22 maio 2007

A Morte de um Bookmaker Chinês - Cassavetes (76)



Nota: 8,5

Mr. Sophistication e suas De-Lovelies se apresentam todas as noites, sob direção musical de Tony Maggio, no palco do Crazy Horse West, clube noturno de Los Angeles que flerta perigosamente com a decadência, mas que resiste às intempéries porque é administrado com amor e devoção por seu dono, Cosmo Vitelli.

A seiva de vida que John Cassavetes (1929-1989) extrai desses personagens faz de A Morte de um Bookmaker Chinês um de seus filmes mais impressionantes, e não só em virtude do patamar de excelência então alcançado pelo seu método de realização (seu longa anterior foi Uma Mulher sob Influência).

A história de Cosmo (Ben Gazzara) evoca a do próprio Cassavetes: um homem e seu sonho, nadando contra a corrente, cercado de uma trupe na qual confia, prestigiado por um público fiel e persistente até o fim. O cineasta trata esse protagonista romântico - que se envolve em séria confusão a partir de dívidas de jogo - com uma atenção exemplar.

Baseado em idéia para um policial "noir" que Cassavetes teve em conversa com Martin Scorsese, Bookmaker foi muito mal recebido na estréia. Remontado dois anos depois com cerca de 30 minutos a menos, encontrou, afinal, seu ponto.

Neste filme realizado em 1976, o diretor John Cassavetes exercita sua maestria habitual para descrever a jornada irreversível de um perdedor. Um grande perdedor dostoievskiano, Cosmo Vitelli (Ben Gazzara). Imigrante que se fez do nada, ele venceu na vida pelo próprio esforço. Hoje é dono do clube de striptease, onde é o pequeno rei de uma comunidade um tanto exótica. Uma verdadeira família, formada por ele, suas dançarinas, um cantor e mestre de cerimônias e alguns empregados.

O filme começa sob o signo deste sucesso, numa bela seqüência. Vestido a rigor, Cosmo passa na casa de suas três dançarinas favoritas, uma loura, uma ruiva e outra negra, uma mais bela do que a outra, cada uma vestida de uma cor.
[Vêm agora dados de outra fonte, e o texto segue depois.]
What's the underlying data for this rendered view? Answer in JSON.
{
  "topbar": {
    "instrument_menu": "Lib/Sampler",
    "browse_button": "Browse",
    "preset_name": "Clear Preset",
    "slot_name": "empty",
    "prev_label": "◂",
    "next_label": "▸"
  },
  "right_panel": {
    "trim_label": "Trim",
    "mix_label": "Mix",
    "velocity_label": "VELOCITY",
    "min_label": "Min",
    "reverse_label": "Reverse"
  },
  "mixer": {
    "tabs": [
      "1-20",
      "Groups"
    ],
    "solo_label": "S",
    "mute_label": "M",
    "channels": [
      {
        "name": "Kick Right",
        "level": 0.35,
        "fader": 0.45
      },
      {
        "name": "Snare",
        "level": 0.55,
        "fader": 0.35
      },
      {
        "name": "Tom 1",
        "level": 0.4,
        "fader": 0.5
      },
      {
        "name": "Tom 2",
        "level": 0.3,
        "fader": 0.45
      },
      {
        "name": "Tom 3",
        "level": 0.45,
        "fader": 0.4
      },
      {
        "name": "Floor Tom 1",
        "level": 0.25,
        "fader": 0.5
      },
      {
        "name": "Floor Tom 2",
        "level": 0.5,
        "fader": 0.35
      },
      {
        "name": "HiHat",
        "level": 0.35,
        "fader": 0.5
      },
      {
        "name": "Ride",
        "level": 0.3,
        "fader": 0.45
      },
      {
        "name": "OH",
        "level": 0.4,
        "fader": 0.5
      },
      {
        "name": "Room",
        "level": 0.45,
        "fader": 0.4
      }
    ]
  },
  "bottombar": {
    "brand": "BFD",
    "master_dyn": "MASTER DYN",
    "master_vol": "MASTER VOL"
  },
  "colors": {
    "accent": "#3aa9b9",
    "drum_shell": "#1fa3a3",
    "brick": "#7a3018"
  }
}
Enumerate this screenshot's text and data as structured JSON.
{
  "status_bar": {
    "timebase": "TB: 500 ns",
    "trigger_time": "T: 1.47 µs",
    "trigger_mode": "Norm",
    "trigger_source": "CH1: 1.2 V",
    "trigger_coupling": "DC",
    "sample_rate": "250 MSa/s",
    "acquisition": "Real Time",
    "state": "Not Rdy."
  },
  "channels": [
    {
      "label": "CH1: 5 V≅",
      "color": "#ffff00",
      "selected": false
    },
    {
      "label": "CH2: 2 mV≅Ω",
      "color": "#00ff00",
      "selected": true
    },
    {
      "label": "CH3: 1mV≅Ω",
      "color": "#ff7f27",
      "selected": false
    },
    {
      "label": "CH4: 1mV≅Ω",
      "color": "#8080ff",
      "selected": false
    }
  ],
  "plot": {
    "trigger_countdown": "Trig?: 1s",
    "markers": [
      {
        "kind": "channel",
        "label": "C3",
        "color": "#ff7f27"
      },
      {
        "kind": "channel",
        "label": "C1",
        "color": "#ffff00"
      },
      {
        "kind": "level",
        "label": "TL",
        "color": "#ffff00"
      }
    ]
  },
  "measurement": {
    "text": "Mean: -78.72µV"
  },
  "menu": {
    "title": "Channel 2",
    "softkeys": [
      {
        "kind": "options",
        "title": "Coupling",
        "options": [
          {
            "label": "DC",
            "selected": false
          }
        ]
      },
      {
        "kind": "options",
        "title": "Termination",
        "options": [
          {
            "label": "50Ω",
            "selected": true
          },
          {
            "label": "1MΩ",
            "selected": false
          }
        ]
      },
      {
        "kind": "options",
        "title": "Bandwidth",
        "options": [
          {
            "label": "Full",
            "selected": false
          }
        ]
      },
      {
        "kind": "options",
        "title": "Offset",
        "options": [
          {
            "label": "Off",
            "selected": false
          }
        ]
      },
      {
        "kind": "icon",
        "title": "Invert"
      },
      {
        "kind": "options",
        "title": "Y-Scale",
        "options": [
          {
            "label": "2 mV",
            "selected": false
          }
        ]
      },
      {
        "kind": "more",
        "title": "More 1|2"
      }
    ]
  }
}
Para cada uma delas, tem uma flor que combina com seu vestido e uma taça de champanhe dentro da limusine. Toda essa liberdade e atitude de dono do mundo encontra o início do fim justamente no lugar para onde se dirigem Cosmo e suas acompanhantes: uma casa de jogo dirigida pela máfia.

A própria ida a este lugar é um desafio: Cosmo acabou de pagar o que devia aos integrantes do submundo para ter seu clube. Julga que agora pode tudo. Uma sensação que fica abalada quando ele perde no pôquer e se torna novamente devedor dos criminosos. Quando a manhã chega, ele tem de assinar papéis de compromisso com os chefões. Quando parte para levar, cavalheirescamente, suas belas em casa, acredita que poderá se safar da situação. Não é tão simples.

Longe de constituir um filme policial, como o nome até sugere, A Morte de um Bookmaker Chinês é a crônica de uma derrota. Uma derrota esplêndida, que paradoxalmente não arrasta a alma do personagem. A narrativa, que começa com um tom sedutor, torna-se sombria quando os bandidos vêm coletar a dívida. Não querem dinheiro, querem sangue. Exigem que Cosmo mate um bookmaker chinês (Soto Joe Hugh), que suje as mãos num acerto de contas que não lhe diz respeito. Ele não pode dizer não. A independência que ele tanto preza está definitivamente comprometida.

Mesmo acuado, Cosmo nunca esquece de sua comunidade: os artistas do Crazy Horse. Ele intermedia suas brigas, apara as arestas, telefona para comandar a casa quando está longe. Ali está sua verdadeira alma. O show tem de continuar. Manter a arte viva é preciso. Viver não é preciso.

Fiel ao seu cinema sem flashbacks, em que a história dos personagens está inscrita neles, Cassavetes cria condições para que a leiamos nesse desenrolar de sua vida sempre conjugada no tempo presente. A cena final é aberta o bastante para que se especule mais de um destino para o protagonista. O jogo com a inteligência da platéia continua depois que as luzes de cinema se acenderam.